As Meta Flounders, It Reportedly Plans to Open Source Its New AI Models
Meta reportedly plans to open source its next-gen AI models, betting on a new strategy after LLaMa 4 underperformed.
Meta is reportedly shifting its AI strategy by planning to open source its next-generation models, according to an Axios report. This move comes after the company's LLaMa 4 model "wildly underperformed expectations" last year and failed to hit key benchmarks, despite Meta's massive $600 billion earmarked investment in AI. The new models will be the first released under the leadership of Alexandr Wang, founder of training data giant Scale AI, which Meta acquired to bolster its AI efforts. While the models will maintain some proprietary parts for safety, the core strategy is to offer a more accessible, open-source alternative to the closed "black box" models from competitors like OpenAI and Anthropic.
The report suggests this open-source approach could be a simpler business model than the subscription services favored by rivals, following the example of Cursor using Moonshot AI's open-source Kimi 2.5 for its Composer 2 model. However, significant hurdles remain, including ongoing performance concerns that recently delayed a model release and reported tensions between Zuckerberg and Wang.

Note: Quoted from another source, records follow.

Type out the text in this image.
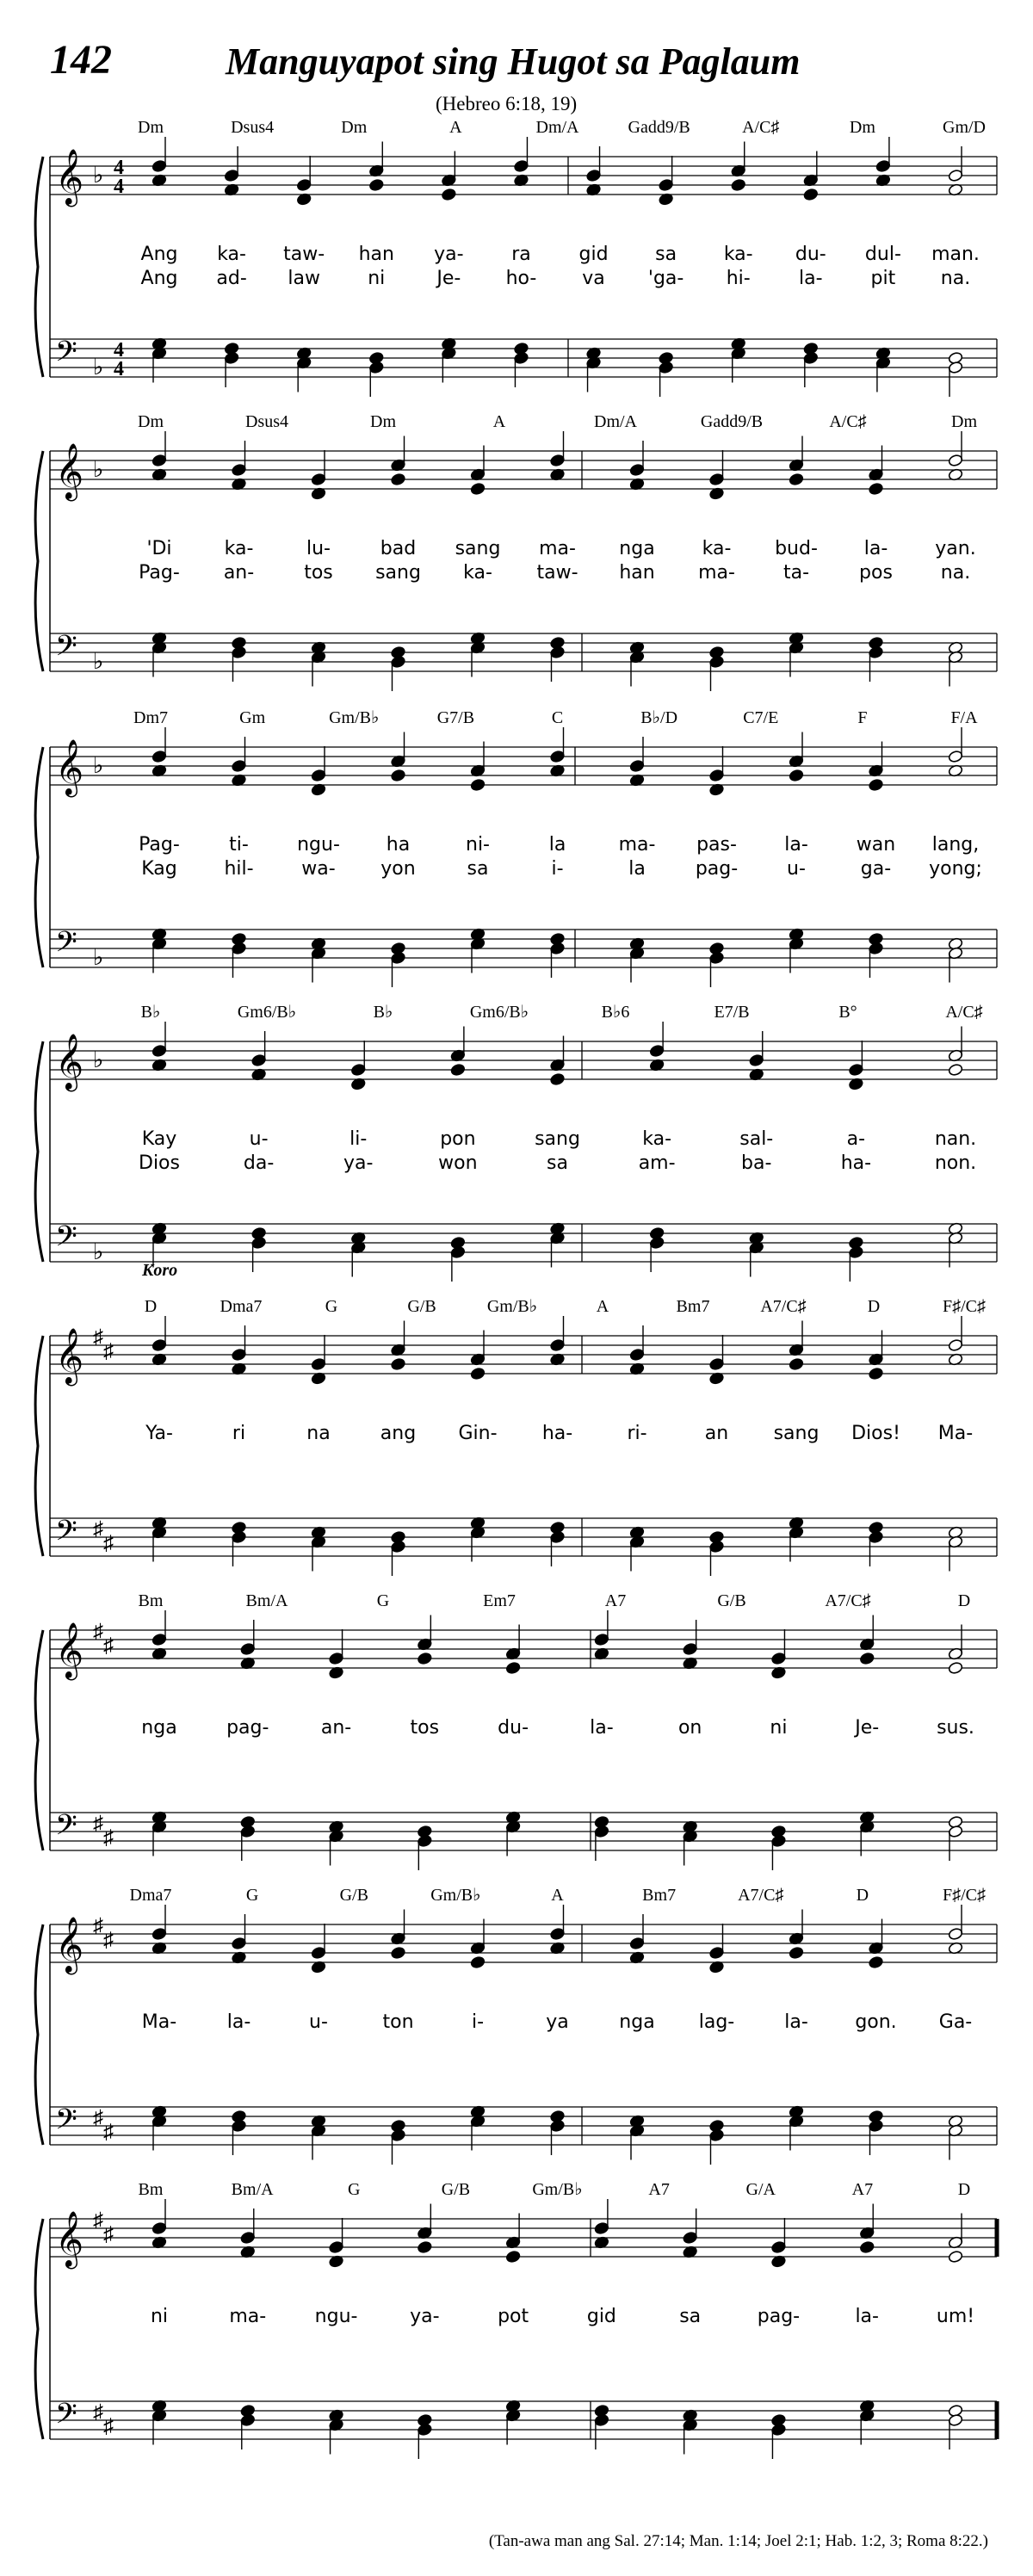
142	Manguyapot sing Hugot sa Paglaum
(Hebreo 6:18, 19)
𝄞
𝄢
♭
♭
4
4
4
4
Dm	Dsus4	Dm	A	Dm/A	Gadd9/B	A/C♯	Dm	Gm/D
Ang ka- taw- han ya-	ra	gid sa ka- du- dul- man.
Ang ad- law	ni	Je- ho- va 'ga- hi-	la-	pit na.
𝄞
𝄢
♭
♭
Dm	Dsus4	Dm	A	Dm/A	Gadd9/B	A/C♯	Dm
'Di	ka-	lu-	bad sang ma- nga ka- bud- la-	yan.
Pag- an-	tos sang ka- taw- han ma-	ta-	pos	na.
𝄞
𝄢
♭
♭
Dm7	Gm	Gm/B♭	G7/B	C	B♭/D	C7/E	F	F/A
Pag-	ti-	ngu- ha	ni-	la	ma- pas-	la-	wan lang,
Kag hil-	wa- yon	sa	i-	la	pag-	u-	ga- yong;
𝄞
𝄢
♭
♭
B♭	Gm6/B♭	B♭	Gm6/B♭	B♭6	E7/B	B°	A/C♯
Kay	u-	li-	pon	sang	ka-	sal-	a-	nan.
Dios	da-	ya-	won	sa	am-	ba-	ha-	non.
𝄞
𝄢
♯
♯
♯
♯
Koro
D	Dma7	G	G/B	Gm/B♭	A	Bm7	A7/C♯	D	F♯/C♯
Ya-	ri	na	ang Gin- ha-	ri-	an sang Dios! Ma-
𝄞
𝄢
♯
♯
♯
♯
Bm	Bm/A	G	Em7	A7	G/B	A7/C♯	D
nga	pag-	an-	tos	du-	la-	on	ni	Je-	sus.
𝄞
𝄢
♯
♯
♯
♯
Dma7	G	G/B	Gm/B♭	A	Bm7	A7/C♯	D	F♯/C♯
Ma-	la-	u-	ton	i-	ya	nga lag-	la- gon. Ga-
𝄞
𝄢
♯
♯
♯
♯
Bm	Bm/A	G	G/B	Gm/B♭	A7	G/A	A7	D
ni	ma-	ngu-	ya-	pot	gid	sa	pag-	la-	um!
(Tan-awa man ang Sal. 27:14; Man. 1:14; Joel 2:1; Hab. 1:2, 3; Roma 8:22.)
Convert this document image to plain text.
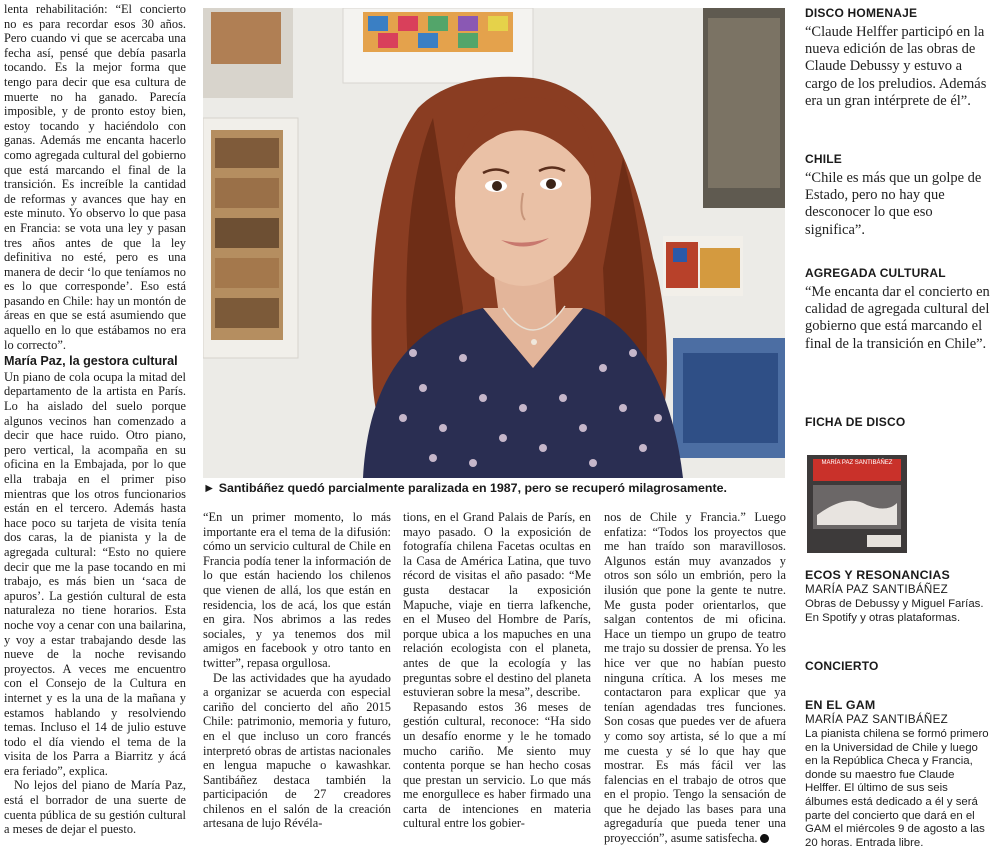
lenta rehabilitación: “El concierto no es para recordar esos 30 años. Pero cuando vi que se acercaba una fecha así, pensé que debía pasarla tocando. Es la mejor forma que tengo para decir que esa cultura de muerte no ha ganado. Parecía imposible, y de pronto estoy bien, estoy tocando y haciéndolo con ganas. Además me encanta hacerlo como agregada cultural del gobierno que está marcando el final de la transición. Es increíble la cantidad de reformas y avances que hay en este minuto. Yo observo lo que pasa en Francia: se vota una ley y pasan tres años antes de que la ley definitiva no esté, pero es una manera de decir ‘lo que teníamos no es lo que corresponde’. Eso está pasando en Chile: hay un montón de áreas en que se está asumiendo que aquello en lo que estábamos no era lo correcto”.

María Paz, la gestora cultural

Un piano de cola ocupa la mitad del departamento de la artista en París. Lo ha aislado del suelo porque algunos vecinos han comenzado a decir que hace ruido. Otro piano, pero vertical, la acompaña en su oficina en la Embajada, por lo que ella trabaja en el primer piso mientras que los otros funcionarios están en el tercero. Además hasta hace poco su tarjeta de visita tenía dos caras, la de pianista y la de agregada cultural: “Esto no quiere decir que me la pase tocando en mi trabajo, es más bien un ‘saca de apuros’. La gestión cultural de esta naturaleza no tiene horarios. Esta noche voy a cenar con una bailarina, y voy a estar trabajando desde las nueve de la noche revisando proyectos. A veces me encuentro con el Consejo de la Cultura en internet y es la una de la mañana y estamos hablando y resolviendo temas. Incluso el 14 de julio estuve todo el día viendo el tema de la visita de los Parra a Biarritz y ácá era feriado”, explica.

No lejos del piano de María Paz, está el borrador de una suerte de cuenta pública de su gestión cultural a meses de dejar el puesto.

► Santibáñez quedó parcialmente paralizada en 1987, pero se recuperó milagrosamente.

“En un primer momento, lo más importante era el tema de la difusión: cómo un servicio cultural de Chile en Francia podía tener la información de lo que están haciendo los chilenos que vienen de allá, los que están en residencia, los de acá, los que están en gira. Nos abrimos a las redes sociales, y ya tenemos dos mil amigos en facebook y otro tanto en twitter”, repasa orgullosa.

De las actividades que ha ayudado a organizar se acuerda con especial cariño del concierto del año 2015 Chile: patrimonio, memoria y futuro, en el que incluso un coro francés interpretó obras de artistas nacionales en lengua mapuche o kawashkar. Santibáñez destaca también la participación de 27 creadores chilenos en el salón de la creación artesana de lujo Révéla-

tions, en el Grand Palais de París, en mayo pasado. O la exposición de fotografía chilena Facetas ocultas en la Casa de América Latina, que tuvo récord de visitas el año pasado: “Me gusta destacar la exposición Mapuche, viaje en tierra lafkenche, en el Museo del Hombre de París, porque ubica a los mapuches en una relación ecologista con el planeta, antes de que la ecología y las preguntas sobre el destino del planeta estuvieran sobre la mesa”, describe.

Repasando estos 36 meses de gestión cultural, reconoce: “Ha sido un desafío enorme y le he tomado mucho cariño. Me siento muy contenta porque se han hecho cosas que prestan un servicio. Lo que más me enorgullece es haber firmado una carta de intenciones en materia cultural entre los gobier-

nos de Chile y Francia.” Luego enfatiza: “Todos los proyectos que me han traído son maravillosos. Algunos están muy avanzados y otros son sólo un embrión, pero la ilusión que pone la gente te nutre. Me gusta poder orientarlos, que salgan contentos de mi oficina. Hace un tiempo un grupo de teatro me trajo su dossier de prensa. Yo les hice ver que no habían puesto ninguna crítica. A los meses me contactaron para explicar que ya tenían agendadas tres funciones. Son cosas que puedes ver de afuera y como soy artista, sé lo que a mí me cuesta y sé lo que hay que mostrar. Es más fácil ver las falencias en el trabajo de otros que en el propio. Tengo la sensación de que he dejado las bases para una agregaduría que pueda tener una proyección”, asume satisfecha.

DISCO HOMENAJE

“Claude Helffer participó en la nueva edición de las obras de Claude Debussy y estuvo a cargo de los preludios. Además era un gran intérprete de él”.

CHILE

“Chile es más que un golpe de Estado, pero no hay que desconocer lo que eso significa”.

AGREGADA CULTURAL

“Me encanta dar el concierto en calidad de agregada cultural del gobierno que está marcando el final de la transición en Chile”.

FICHA DE DISCO

MARÍA PAZ SANTIBÁÑEZ

ECOS Y RESONANCIAS

MARÍA PAZ SANTIBÁÑEZ

Obras de Debussy y Miguel Farías. En Spotify y otras plataformas.

CONCIERTO

EN EL GAM

MARÍA PAZ SANTIBÁÑEZ

La pianista chilena se formó primero en la Universidad de Chile y luego en la República Checa y Francia, donde su maestro fue Claude Helffer. El último de sus seis álbumes está dedicado a él y será parte del concierto que dará en el GAM el miércoles 9 de agosto a las 20 horas. Entrada libre.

If the new models underperform, Wang is positioned as the potential "fall guy" for Meta's continued struggles to compete with frontier AI leaders.
- Meta plans to open source its next AI models, a strategic shift after LLaMa 4's benchmark failures.
- The move follows a reported $600B AI investment and places Scale AI founder Alexandr Wang at the helm.
- Models will have some proprietary safety components, aiming to compete with closed models like GPT-4 and Claude.
Why It Matters
If successful, Meta could become the largest provider of open-source frontier AI, challenging the closed-model dominance of OpenAI and Anthropic.